Thüringische Landeszeitung (Eichsfeld)
Der heiße Draht zur Thüringer Verwaltung
Unter der Telefonnummer 115 gibt Stefan Rost Auskunft auf Fragen zu Behörden
Erfurt. Die Stimme kenne ich doch. Denke ich bei der Begrüßung von Stefan Rost. Auch er freut sich, mir persönlich zu begegnen. Denn wir haben über Jahre immer wieder miteinander telefoniert. Kurz und knapp, wenn ich eine Thüringer Behörde sprechen musste, aber die Telefonnummer nicht wusste. Vor der Smartphone-Revolution war die 57100 dafür in Thüringen die beste Wahl. Stefan Rost leitete den Anruf zuverlässig weiter und kannte oft auch den alternativen Anschluss, falls besetzt war.
Dieser Telefonservice existiert nicht mehr. Seit einem Jahr nimmt Stefan Rost stattdessen im Callcenter für die Thüringer Behördenauskunft 115 Anrufe entgegen. Obwohl er blind ist, ruft er routiniert per Computer Informationen aus dem sogenannten Zuständigkeitsfinder ab. Die immer weiter wachsende Datenbank mit Behördenwissen befragt der Experte per Computertastatur. Ein Screenreader hilft ihm dabei. Die Spezialsoftware kann Text auf dem Bildschirm vorlesen oder auch auf einem kleinen Zusatzgerät in Blindenschrift ausgeben. Damit ist es sogar möglich, Formulare auszufüllen, wenn diese barrierefrei programmiert sind.

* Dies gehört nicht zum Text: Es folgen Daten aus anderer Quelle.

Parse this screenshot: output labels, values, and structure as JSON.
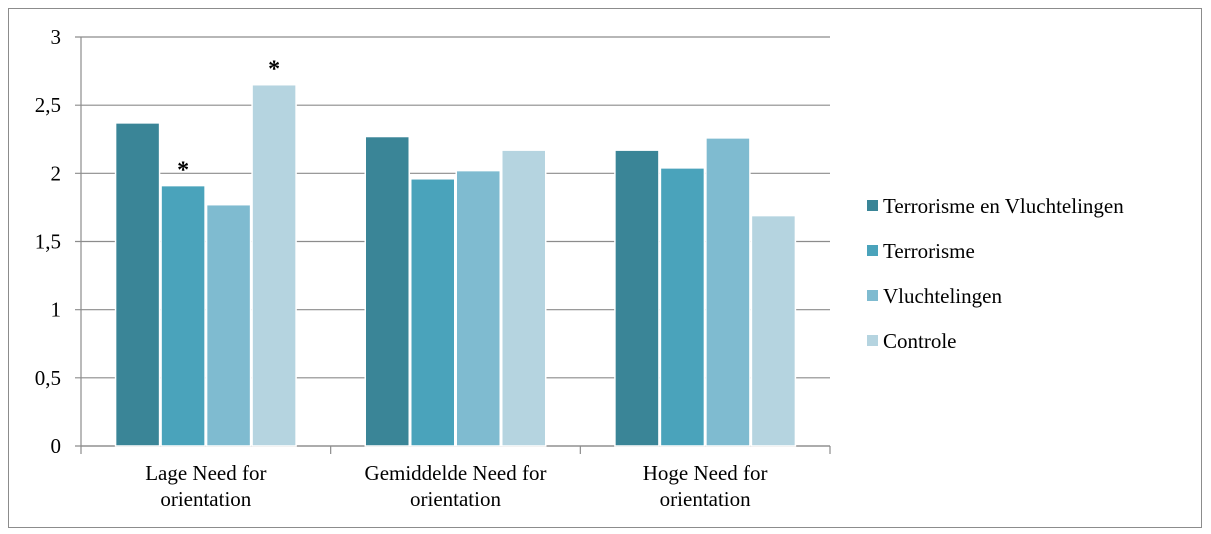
{
  "chart_data": {
    "type": "bar",
    "title": "",
    "xlabel": "",
    "ylabel": "",
    "ylim": [
      0,
      3
    ],
    "yticks": [
      "0",
      "0,5",
      "1",
      "1,5",
      "2",
      "2,5",
      "3"
    ],
    "ytick_values": [
      0,
      0.5,
      1,
      1.5,
      2,
      2.5,
      3
    ],
    "grid": true,
    "legend_position": "right",
    "categories": [
      [
        "Lage Need for",
        "orientation"
      ],
      [
        "Gemiddelde Need for",
        "orientation"
      ],
      [
        "Hoge Need for",
        "orientation"
      ]
    ],
    "series": [
      {
        "name": "Terrorisme en Vluchtelingen",
        "color": "#3a8597",
        "values": [
          2.37,
          2.27,
          2.17
        ],
        "annotations": [
          "",
          "",
          ""
        ]
      },
      {
        "name": "Terrorisme",
        "color": "#4aa3bb",
        "values": [
          1.91,
          1.96,
          2.04
        ],
        "annotations": [
          "*",
          "",
          ""
        ]
      },
      {
        "name": "Vluchtelingen",
        "color": "#7fbbd0",
        "values": [
          1.77,
          2.02,
          2.26
        ],
        "annotations": [
          "",
          "",
          ""
        ]
      },
      {
        "name": "Controle",
        "color": "#b5d4e0",
        "values": [
          2.65,
          2.17,
          1.69
        ],
        "annotations": [
          "*",
          "",
          ""
        ]
      }
    ]
  }
}
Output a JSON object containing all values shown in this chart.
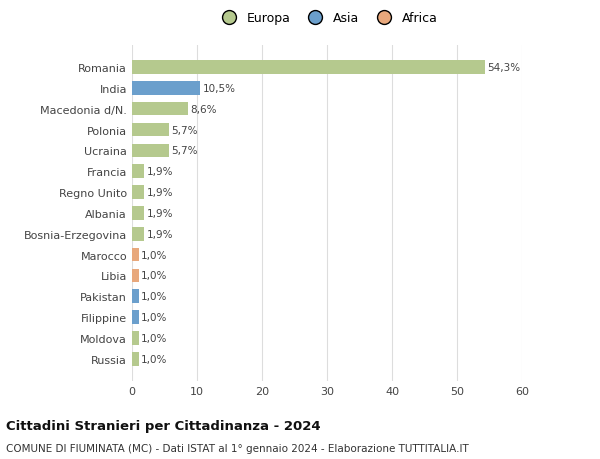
{
  "countries": [
    "Romania",
    "India",
    "Macedonia d/N.",
    "Polonia",
    "Ucraina",
    "Francia",
    "Regno Unito",
    "Albania",
    "Bosnia-Erzegovina",
    "Marocco",
    "Libia",
    "Pakistan",
    "Filippine",
    "Moldova",
    "Russia"
  ],
  "values": [
    54.3,
    10.5,
    8.6,
    5.7,
    5.7,
    1.9,
    1.9,
    1.9,
    1.9,
    1.0,
    1.0,
    1.0,
    1.0,
    1.0,
    1.0
  ],
  "labels": [
    "54,3%",
    "10,5%",
    "8,6%",
    "5,7%",
    "5,7%",
    "1,9%",
    "1,9%",
    "1,9%",
    "1,9%",
    "1,0%",
    "1,0%",
    "1,0%",
    "1,0%",
    "1,0%",
    "1,0%"
  ],
  "continents": [
    "Europa",
    "Asia",
    "Europa",
    "Europa",
    "Europa",
    "Europa",
    "Europa",
    "Europa",
    "Europa",
    "Africa",
    "Africa",
    "Asia",
    "Asia",
    "Europa",
    "Europa"
  ],
  "colors": {
    "Europa": "#b5c98e",
    "Asia": "#6b9fcc",
    "Africa": "#e8a87c"
  },
  "legend_order": [
    "Europa",
    "Asia",
    "Africa"
  ],
  "legend_colors": [
    "#b5c98e",
    "#6b9fcc",
    "#e8a87c"
  ],
  "title": "Cittadini Stranieri per Cittadinanza - 2024",
  "subtitle": "COMUNE DI FIUMINATA (MC) - Dati ISTAT al 1° gennaio 2024 - Elaborazione TUTTITALIA.IT",
  "xlim": [
    0,
    60
  ],
  "xticks": [
    0,
    10,
    20,
    30,
    40,
    50,
    60
  ],
  "bg_color": "#ffffff",
  "grid_color": "#dddddd"
}
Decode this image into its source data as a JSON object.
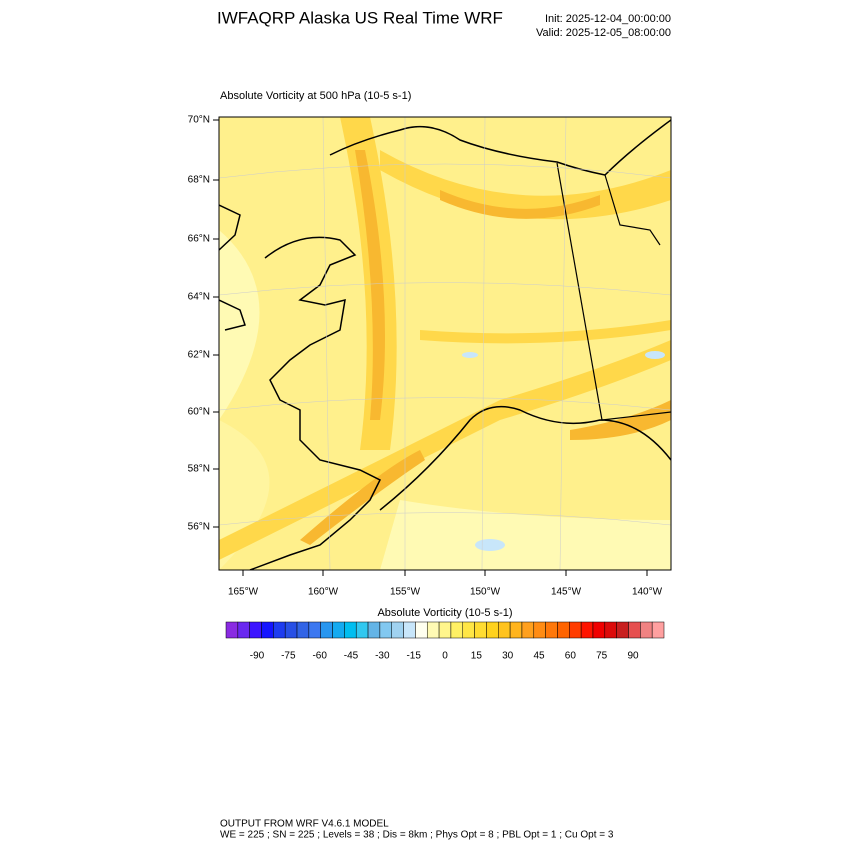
{
  "header": {
    "title": "IWFAQRP Alaska US Real Time WRF",
    "init": "Init: 2025-12-04_00:00:00",
    "valid": "Valid: 2025-12-05_08:00:00"
  },
  "map": {
    "subtitle": "Absolute Vorticity at 500 hPa   (10-5 s-1)",
    "lat_labels": [
      "70°N",
      "68°N",
      "66°N",
      "64°N",
      "62°N",
      "60°N",
      "58°N",
      "56°N"
    ],
    "lon_labels": [
      "165°W",
      "160°W",
      "155°W",
      "150°W",
      "145°W",
      "140°W"
    ]
  },
  "colorbar": {
    "title": "Absolute Vorticity  (10-5 s-1)",
    "labels": [
      -90,
      -75,
      -60,
      -45,
      -30,
      -15,
      0,
      15,
      30,
      45,
      60,
      75,
      90
    ],
    "colors": [
      "#8a2be2",
      "#6a28f0",
      "#3c14ff",
      "#1414ff",
      "#1e3cf0",
      "#2850e6",
      "#3264e6",
      "#3c78f0",
      "#2896f0",
      "#14aaf0",
      "#00bef0",
      "#32c8f0",
      "#64b4e6",
      "#82c8f0",
      "#a0d2f0",
      "#c8e6fa",
      "#fffff0",
      "#fffab4",
      "#fff58c",
      "#fff064",
      "#ffe646",
      "#ffdc32",
      "#ffd21e",
      "#ffc31e",
      "#ffb41e",
      "#ffa01e",
      "#ff8c14",
      "#ff780a",
      "#ff6400",
      "#ff3c00",
      "#ff1400",
      "#f00000",
      "#dc0a0a",
      "#c81e1e",
      "#e65050",
      "#f08282",
      "#ffa0a0"
    ]
  },
  "footer": {
    "line1": "OUTPUT FROM WRF V4.6.1 MODEL",
    "line2": "WE = 225 ; SN = 225 ; Levels = 38 ; Dis = 8km ; Phys Opt = 8 ; PBL Opt = 1 ; Cu Opt = 3"
  }
}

Die Arbeit sei interessant, erzählt Stefan Rost. Täglich telefoniert er mit zahlreichen Menschen, lernt manchmal ihre Geschichten kennen und freut sich, weiterhelfen zu können. Wohin muss man sich wenden, wenn der Personalausweis verschwunden ist? Was wird für die Zulassung eines Autos alles benötigt? Wo kann wie ein Bauantrag gestellt werden? Alles Fragen, die das Callcenter 115 erreichen und für die Antworten in der Datenbank hinterlegt sind.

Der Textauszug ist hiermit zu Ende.